I continue to stress out over the move.  I have two painters coming over today for quotes on patch/paint on the old place to get it ready to sell.  I have no news and no commitment on when we will get keys for the new place, so I’m now putting together the contingency plan so that when on Friday they tell us, “oh, maybe next Friday, or the one after that” I can scramble and try to reschedule the dozen things that will happen in the next few days.

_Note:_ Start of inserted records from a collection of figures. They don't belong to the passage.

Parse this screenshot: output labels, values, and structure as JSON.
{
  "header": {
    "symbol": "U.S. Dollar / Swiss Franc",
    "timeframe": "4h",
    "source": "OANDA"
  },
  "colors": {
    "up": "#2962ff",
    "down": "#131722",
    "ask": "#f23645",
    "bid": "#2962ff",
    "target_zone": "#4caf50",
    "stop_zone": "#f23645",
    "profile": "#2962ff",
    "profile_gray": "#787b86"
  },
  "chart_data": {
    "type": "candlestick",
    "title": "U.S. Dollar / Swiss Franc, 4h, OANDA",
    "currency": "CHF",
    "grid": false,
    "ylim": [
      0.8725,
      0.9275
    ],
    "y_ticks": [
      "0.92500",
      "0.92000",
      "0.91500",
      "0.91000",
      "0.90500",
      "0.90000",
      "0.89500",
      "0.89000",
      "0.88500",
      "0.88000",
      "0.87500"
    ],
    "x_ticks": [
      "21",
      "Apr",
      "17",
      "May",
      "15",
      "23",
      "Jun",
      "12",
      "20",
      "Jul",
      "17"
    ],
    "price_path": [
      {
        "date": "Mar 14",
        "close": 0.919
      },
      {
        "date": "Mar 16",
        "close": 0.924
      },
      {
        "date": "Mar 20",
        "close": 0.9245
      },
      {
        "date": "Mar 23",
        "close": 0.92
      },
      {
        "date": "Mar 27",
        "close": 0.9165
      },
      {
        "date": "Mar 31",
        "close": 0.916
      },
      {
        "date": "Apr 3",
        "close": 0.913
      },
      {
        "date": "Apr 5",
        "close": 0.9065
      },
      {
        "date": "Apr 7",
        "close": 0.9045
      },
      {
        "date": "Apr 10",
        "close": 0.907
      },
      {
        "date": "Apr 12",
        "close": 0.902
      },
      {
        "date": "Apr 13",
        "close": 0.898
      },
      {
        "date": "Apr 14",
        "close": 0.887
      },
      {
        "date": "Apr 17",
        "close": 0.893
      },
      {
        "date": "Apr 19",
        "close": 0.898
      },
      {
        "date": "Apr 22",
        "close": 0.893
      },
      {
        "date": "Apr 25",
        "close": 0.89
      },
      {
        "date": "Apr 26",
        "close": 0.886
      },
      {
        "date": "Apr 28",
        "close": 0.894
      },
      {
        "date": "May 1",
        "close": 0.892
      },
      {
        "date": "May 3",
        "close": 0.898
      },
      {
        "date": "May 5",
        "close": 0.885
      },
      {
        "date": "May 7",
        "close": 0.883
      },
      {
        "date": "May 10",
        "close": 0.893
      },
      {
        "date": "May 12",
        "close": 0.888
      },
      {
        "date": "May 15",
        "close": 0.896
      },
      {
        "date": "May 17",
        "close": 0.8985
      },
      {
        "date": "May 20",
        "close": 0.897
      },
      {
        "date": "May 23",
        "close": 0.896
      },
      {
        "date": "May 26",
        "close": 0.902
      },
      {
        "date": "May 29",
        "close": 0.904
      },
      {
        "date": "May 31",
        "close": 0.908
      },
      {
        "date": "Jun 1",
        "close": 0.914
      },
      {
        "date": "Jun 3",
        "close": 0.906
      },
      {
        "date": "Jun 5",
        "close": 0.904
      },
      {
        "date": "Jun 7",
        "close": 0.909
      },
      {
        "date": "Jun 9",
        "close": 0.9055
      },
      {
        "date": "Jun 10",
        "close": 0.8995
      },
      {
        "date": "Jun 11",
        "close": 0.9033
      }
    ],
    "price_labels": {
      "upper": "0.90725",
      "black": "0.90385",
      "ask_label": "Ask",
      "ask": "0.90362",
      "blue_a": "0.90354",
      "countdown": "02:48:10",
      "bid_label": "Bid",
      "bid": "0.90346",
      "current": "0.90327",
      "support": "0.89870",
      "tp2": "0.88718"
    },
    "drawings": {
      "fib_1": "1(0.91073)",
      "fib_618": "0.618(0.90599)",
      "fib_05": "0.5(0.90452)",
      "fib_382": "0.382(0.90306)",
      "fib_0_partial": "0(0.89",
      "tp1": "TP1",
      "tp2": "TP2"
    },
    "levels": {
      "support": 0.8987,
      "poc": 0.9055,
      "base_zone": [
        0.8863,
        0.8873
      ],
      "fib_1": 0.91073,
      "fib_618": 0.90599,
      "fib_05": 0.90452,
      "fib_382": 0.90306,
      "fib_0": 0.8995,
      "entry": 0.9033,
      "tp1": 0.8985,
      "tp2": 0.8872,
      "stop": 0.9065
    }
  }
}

I bought a KVM yesterday, a DVI one and the adapter I need to hook it up to the new work laptop.  I’m currently dragging both computers and my four-million-pound 20″ LCD monitor to the kitchen table and working there.  I’ve started using the LCD in portrait mode, because it rotates 90 degrees, and I find it pretty helpful while writing and editing.  I can open two full-page views, one on top of the other, or one really long page, and avoid a lot of scrolling.  I’d like to do this from now on, although my monitor stand is slightly shaky like this.  I’ll be glad to have the KVM – I currently keep the mac running, mostly to run iTunes all day and to keep my mail open, and I have it sort of behind my other computer, so I have to look around to see it.  I work the music with the remote, and that’s fine, but when I do look at the mail, I have the bad confusing habit of trying to move the pointer with the wrong mouse until I realize what the hell I’m doing.  I’ve thought about one of those systems where you can hang multiple displays on one set of input, and can drag windows from the Mac to the PC or whatever, but I’m sure they all involve some form of VNC that will bog down machines or require jumping through network hoops that I can’t deal with right now.

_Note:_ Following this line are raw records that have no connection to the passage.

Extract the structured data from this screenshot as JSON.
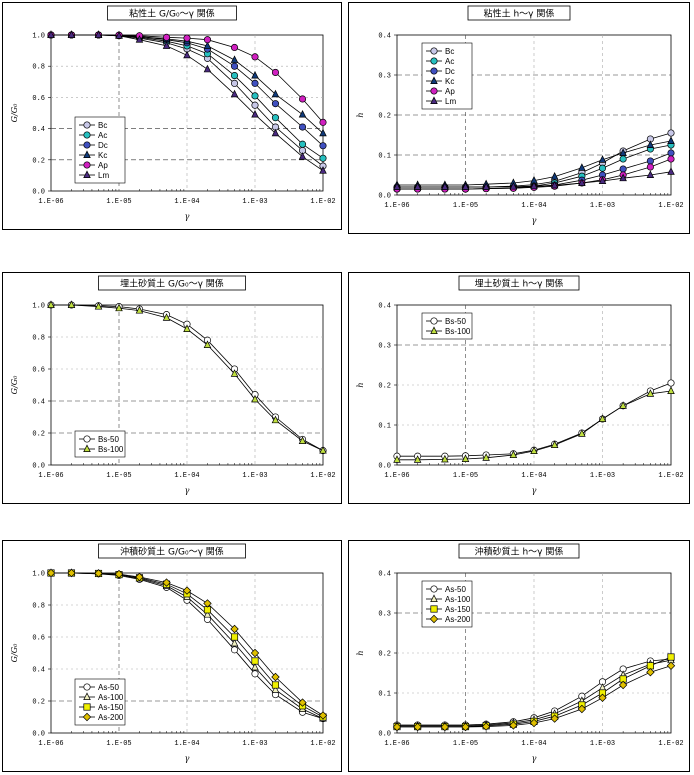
{
  "charts": [
    {
      "id": "c1",
      "title": "粘性土 G/G₀～γ 関係",
      "ylabel": "G/G₀",
      "xlabel": "γ",
      "type": "line",
      "xscale": "log",
      "xlim": [
        1e-06,
        0.01
      ],
      "ylim": [
        0,
        1.0
      ],
      "yticks": [
        "0.0",
        "0.2",
        "0.4",
        "0.6",
        "0.8",
        "1.0"
      ],
      "xticks": [
        "1.E-06",
        "1.E-05",
        "1.E-04",
        "1.E-03",
        "1.E-02"
      ],
      "dashed_grid_y": [
        0.2,
        0.4
      ],
      "legend": "lower-left",
      "x": [
        1e-06,
        2e-06,
        5e-06,
        1e-05,
        2e-05,
        5e-05,
        0.0001,
        0.0002,
        0.0005,
        0.001,
        0.002,
        0.005,
        0.01
      ],
      "series": [
        {
          "name": "Bc",
          "color": "#c8c8e8",
          "marker": "circle",
          "values": [
            1.0,
            1.0,
            1.0,
            0.995,
            0.98,
            0.95,
            0.91,
            0.85,
            0.69,
            0.55,
            0.41,
            0.26,
            0.16
          ]
        },
        {
          "name": "Ac",
          "color": "#27c0c0",
          "marker": "circle",
          "values": [
            1.0,
            1.0,
            1.0,
            0.997,
            0.985,
            0.96,
            0.93,
            0.88,
            0.74,
            0.61,
            0.47,
            0.3,
            0.21
          ]
        },
        {
          "name": "Dc",
          "color": "#4050c0",
          "marker": "circle",
          "values": [
            1.0,
            1.0,
            1.0,
            0.998,
            0.99,
            0.97,
            0.95,
            0.91,
            0.8,
            0.69,
            0.56,
            0.41,
            0.29
          ]
        },
        {
          "name": "Kc",
          "color": "#103a7a",
          "marker": "triangle",
          "values": [
            1.0,
            1.0,
            1.0,
            0.998,
            0.99,
            0.975,
            0.96,
            0.93,
            0.84,
            0.74,
            0.62,
            0.49,
            0.37
          ]
        },
        {
          "name": "Ap",
          "color": "#d020c0",
          "marker": "circle",
          "values": [
            1.0,
            1.0,
            1.0,
            0.999,
            0.995,
            0.985,
            0.98,
            0.97,
            0.92,
            0.86,
            0.76,
            0.59,
            0.44
          ]
        },
        {
          "name": "Lm",
          "color": "#4a2a80",
          "marker": "triangle",
          "values": [
            1.0,
            1.0,
            1.0,
            0.995,
            0.97,
            0.93,
            0.87,
            0.78,
            0.62,
            0.49,
            0.37,
            0.22,
            0.13
          ]
        }
      ]
    },
    {
      "id": "c2",
      "title": "粘性土 h～γ 関係",
      "ylabel": "h",
      "xlabel": "γ",
      "type": "line",
      "xscale": "log",
      "xlim": [
        1e-06,
        0.01
      ],
      "ylim": [
        0,
        0.4
      ],
      "yticks": [
        "0.0",
        "0.1",
        "0.2",
        "0.3",
        "0.4"
      ],
      "xticks": [
        "1.E-06",
        "1.E-05",
        "1.E-04",
        "1.E-03",
        "1.E-02"
      ],
      "dashed_grid_y": [
        0.1,
        0.2,
        0.3
      ],
      "legend": "top-left",
      "x": [
        1e-06,
        2e-06,
        5e-06,
        1e-05,
        2e-05,
        5e-05,
        0.0001,
        0.0002,
        0.0005,
        0.001,
        0.002,
        0.005,
        0.01
      ],
      "series": [
        {
          "name": "Bc",
          "color": "#c8c8e8",
          "marker": "circle",
          "values": [
            0.02,
            0.02,
            0.02,
            0.02,
            0.02,
            0.022,
            0.026,
            0.034,
            0.056,
            0.08,
            0.11,
            0.14,
            0.155
          ]
        },
        {
          "name": "Ac",
          "color": "#27c0c0",
          "marker": "circle",
          "values": [
            0.015,
            0.015,
            0.015,
            0.015,
            0.016,
            0.018,
            0.022,
            0.03,
            0.047,
            0.067,
            0.09,
            0.115,
            0.125
          ]
        },
        {
          "name": "Dc",
          "color": "#4050c0",
          "marker": "circle",
          "values": [
            0.015,
            0.015,
            0.015,
            0.015,
            0.016,
            0.017,
            0.02,
            0.025,
            0.037,
            0.05,
            0.065,
            0.085,
            0.105
          ]
        },
        {
          "name": "Kc",
          "color": "#103a7a",
          "marker": "triangle",
          "values": [
            0.025,
            0.025,
            0.025,
            0.025,
            0.027,
            0.03,
            0.036,
            0.046,
            0.068,
            0.088,
            0.105,
            0.125,
            0.135
          ]
        },
        {
          "name": "Ap",
          "color": "#d020c0",
          "marker": "circle",
          "values": [
            0.015,
            0.015,
            0.015,
            0.015,
            0.016,
            0.017,
            0.019,
            0.022,
            0.03,
            0.038,
            0.05,
            0.07,
            0.09
          ]
        },
        {
          "name": "Lm",
          "color": "#4a2a80",
          "marker": "triangle",
          "values": [
            0.02,
            0.02,
            0.02,
            0.02,
            0.02,
            0.021,
            0.022,
            0.024,
            0.03,
            0.035,
            0.042,
            0.05,
            0.058
          ]
        }
      ]
    },
    {
      "id": "c3",
      "title": "埋土砂質土 G/G₀～γ 関係",
      "ylabel": "G/G₀",
      "xlabel": "γ",
      "type": "line",
      "xscale": "log",
      "xlim": [
        1e-06,
        0.01
      ],
      "ylim": [
        0,
        1.0
      ],
      "yticks": [
        "0.0",
        "0.2",
        "0.4",
        "0.6",
        "0.8",
        "1.0"
      ],
      "xticks": [
        "1.E-06",
        "1.E-05",
        "1.E-04",
        "1.E-03",
        "1.E-02"
      ],
      "dashed_grid_y": [
        0.2,
        0.4
      ],
      "legend": "lower-left",
      "x": [
        1e-06,
        2e-06,
        5e-06,
        1e-05,
        2e-05,
        5e-05,
        0.0001,
        0.0002,
        0.0005,
        0.001,
        0.002,
        0.005,
        0.01
      ],
      "series": [
        {
          "name": "Bs-50",
          "color": "#ffffff",
          "marker": "circle",
          "values": [
            1.0,
            1.0,
            0.995,
            0.99,
            0.975,
            0.94,
            0.88,
            0.78,
            0.6,
            0.44,
            0.3,
            0.16,
            0.09
          ]
        },
        {
          "name": "Bs-100",
          "color": "#c0e040",
          "marker": "triangle",
          "values": [
            1.0,
            1.0,
            0.99,
            0.98,
            0.965,
            0.92,
            0.85,
            0.75,
            0.57,
            0.41,
            0.28,
            0.15,
            0.09
          ]
        }
      ]
    },
    {
      "id": "c4",
      "title": "埋土砂質土 h～γ 関係",
      "ylabel": "h",
      "xlabel": "γ",
      "type": "line",
      "xscale": "log",
      "xlim": [
        1e-06,
        0.01
      ],
      "ylim": [
        0,
        0.4
      ],
      "yticks": [
        "0.0",
        "0.1",
        "0.2",
        "0.3",
        "0.4"
      ],
      "xticks": [
        "1.E-06",
        "1.E-05",
        "1.E-04",
        "1.E-03",
        "1.E-02"
      ],
      "dashed_grid_y": [
        0.3
      ],
      "legend": "top-left",
      "x": [
        1e-06,
        2e-06,
        5e-06,
        1e-05,
        2e-05,
        5e-05,
        0.0001,
        0.0002,
        0.0005,
        0.001,
        0.002,
        0.005,
        0.01
      ],
      "series": [
        {
          "name": "Bs-50",
          "color": "#ffffff",
          "marker": "circle",
          "values": [
            0.022,
            0.022,
            0.022,
            0.023,
            0.025,
            0.028,
            0.037,
            0.052,
            0.08,
            0.115,
            0.148,
            0.185,
            0.205
          ]
        },
        {
          "name": "Bs-100",
          "color": "#c0e040",
          "marker": "triangle",
          "values": [
            0.013,
            0.013,
            0.014,
            0.015,
            0.018,
            0.025,
            0.035,
            0.05,
            0.078,
            0.115,
            0.148,
            0.178,
            0.185
          ]
        }
      ]
    },
    {
      "id": "c5",
      "title": "沖積砂質土 G/G₀～γ 関係",
      "ylabel": "G/G₀",
      "xlabel": "γ",
      "type": "line",
      "xscale": "log",
      "xlim": [
        1e-06,
        0.01
      ],
      "ylim": [
        0,
        1.0
      ],
      "yticks": [
        "0.0",
        "0.2",
        "0.4",
        "0.6",
        "0.8",
        "1.0"
      ],
      "xticks": [
        "1.E-06",
        "1.E-05",
        "1.E-04",
        "1.E-03",
        "1.E-02"
      ],
      "dashed_grid_y": [
        0.2
      ],
      "legend": "lower-left",
      "x": [
        1e-06,
        2e-06,
        5e-06,
        1e-05,
        2e-05,
        5e-05,
        0.0001,
        0.0002,
        0.0005,
        0.001,
        0.002,
        0.005,
        0.01
      ],
      "series": [
        {
          "name": "As-50",
          "color": "#ffffff",
          "marker": "circle",
          "values": [
            1.0,
            1.0,
            0.995,
            0.985,
            0.96,
            0.91,
            0.83,
            0.71,
            0.52,
            0.37,
            0.24,
            0.13,
            0.09
          ]
        },
        {
          "name": "As-100",
          "color": "#f0f0c0",
          "marker": "triangle",
          "values": [
            1.0,
            1.0,
            0.995,
            0.99,
            0.965,
            0.92,
            0.85,
            0.74,
            0.56,
            0.41,
            0.27,
            0.15,
            0.09
          ]
        },
        {
          "name": "As-150",
          "color": "#f0f000",
          "marker": "square",
          "values": [
            1.0,
            1.0,
            0.997,
            0.99,
            0.97,
            0.93,
            0.87,
            0.77,
            0.6,
            0.45,
            0.3,
            0.17,
            0.1
          ]
        },
        {
          "name": "As-200",
          "color": "#e0c000",
          "marker": "diamond",
          "values": [
            1.0,
            1.0,
            0.998,
            0.993,
            0.975,
            0.94,
            0.89,
            0.81,
            0.65,
            0.5,
            0.35,
            0.19,
            0.11
          ]
        }
      ]
    },
    {
      "id": "c6",
      "title": "沖積砂質土 h～γ 関係",
      "ylabel": "h",
      "xlabel": "γ",
      "type": "line",
      "xscale": "log",
      "xlim": [
        1e-06,
        0.01
      ],
      "ylim": [
        0,
        0.4
      ],
      "yticks": [
        "0.0",
        "0.1",
        "0.2",
        "0.3",
        "0.4"
      ],
      "xticks": [
        "1.E-06",
        "1.E-05",
        "1.E-04",
        "1.E-03",
        "1.E-02"
      ],
      "dashed_grid_y": [
        0.3
      ],
      "legend": "top-left",
      "x": [
        1e-06,
        2e-06,
        5e-06,
        1e-05,
        2e-05,
        5e-05,
        0.0001,
        0.0002,
        0.0005,
        0.001,
        0.002,
        0.005,
        0.01
      ],
      "series": [
        {
          "name": "As-50",
          "color": "#ffffff",
          "marker": "circle",
          "values": [
            0.02,
            0.02,
            0.02,
            0.02,
            0.022,
            0.028,
            0.038,
            0.055,
            0.092,
            0.128,
            0.16,
            0.18,
            0.185
          ]
        },
        {
          "name": "As-100",
          "color": "#f0f0c0",
          "marker": "triangle",
          "values": [
            0.018,
            0.018,
            0.018,
            0.018,
            0.02,
            0.025,
            0.033,
            0.048,
            0.08,
            0.113,
            0.145,
            0.172,
            0.182
          ]
        },
        {
          "name": "As-150",
          "color": "#f0f000",
          "marker": "square",
          "values": [
            0.016,
            0.016,
            0.016,
            0.016,
            0.018,
            0.022,
            0.029,
            0.042,
            0.07,
            0.1,
            0.135,
            0.168,
            0.19
          ]
        },
        {
          "name": "As-200",
          "color": "#e0c000",
          "marker": "diamond",
          "values": [
            0.015,
            0.015,
            0.015,
            0.015,
            0.016,
            0.019,
            0.025,
            0.036,
            0.06,
            0.088,
            0.12,
            0.152,
            0.168
          ]
        }
      ]
    }
  ]
}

I also found a NeXT VMware image at http://osvirtual.net/en/nextstep-3-3-with-drivers-vmware/ and fired it up yesterday in Fusion.  I got it to work with no real problem, except I’d forgotten about a lot of the weird quirks about the NeXT interface.  And I think a lot of the allure of it back in 1991 was probably that it was a generation ahead of everything else out there, and it ran on the cool black hardware.  I like the idea of a NeXT cube, but I think clunking along on a 25 MHz 68030 is probably not ideal.  Back when a Mac IIfx was a speed demon and cost you $9000, the NeXT was a steal.

I just went off on a browsing tangent, reading about the IIfx.  It’s weird, it was the fastest Mac until the Quadra AV came out in 1993.  And in 1995, I had the Centris version of the AV at work (the Centris 660AV) and I had the same machine when I went to WRQ in 1996.  And in both cases, they were already doorstops at the time.  Like I remember when MP3s were first starting to become popular, and I downloaded some MP3 ripping software and popped a CD in the player (actually into the required caddy, and that into the player), and it took roughly two days of running day and night to rip the 9 tracks.  There are times I romanticize old hardware, but then I remember how clunky the stuff was back in the day, and I’m not as fond of filling up my storage space with it.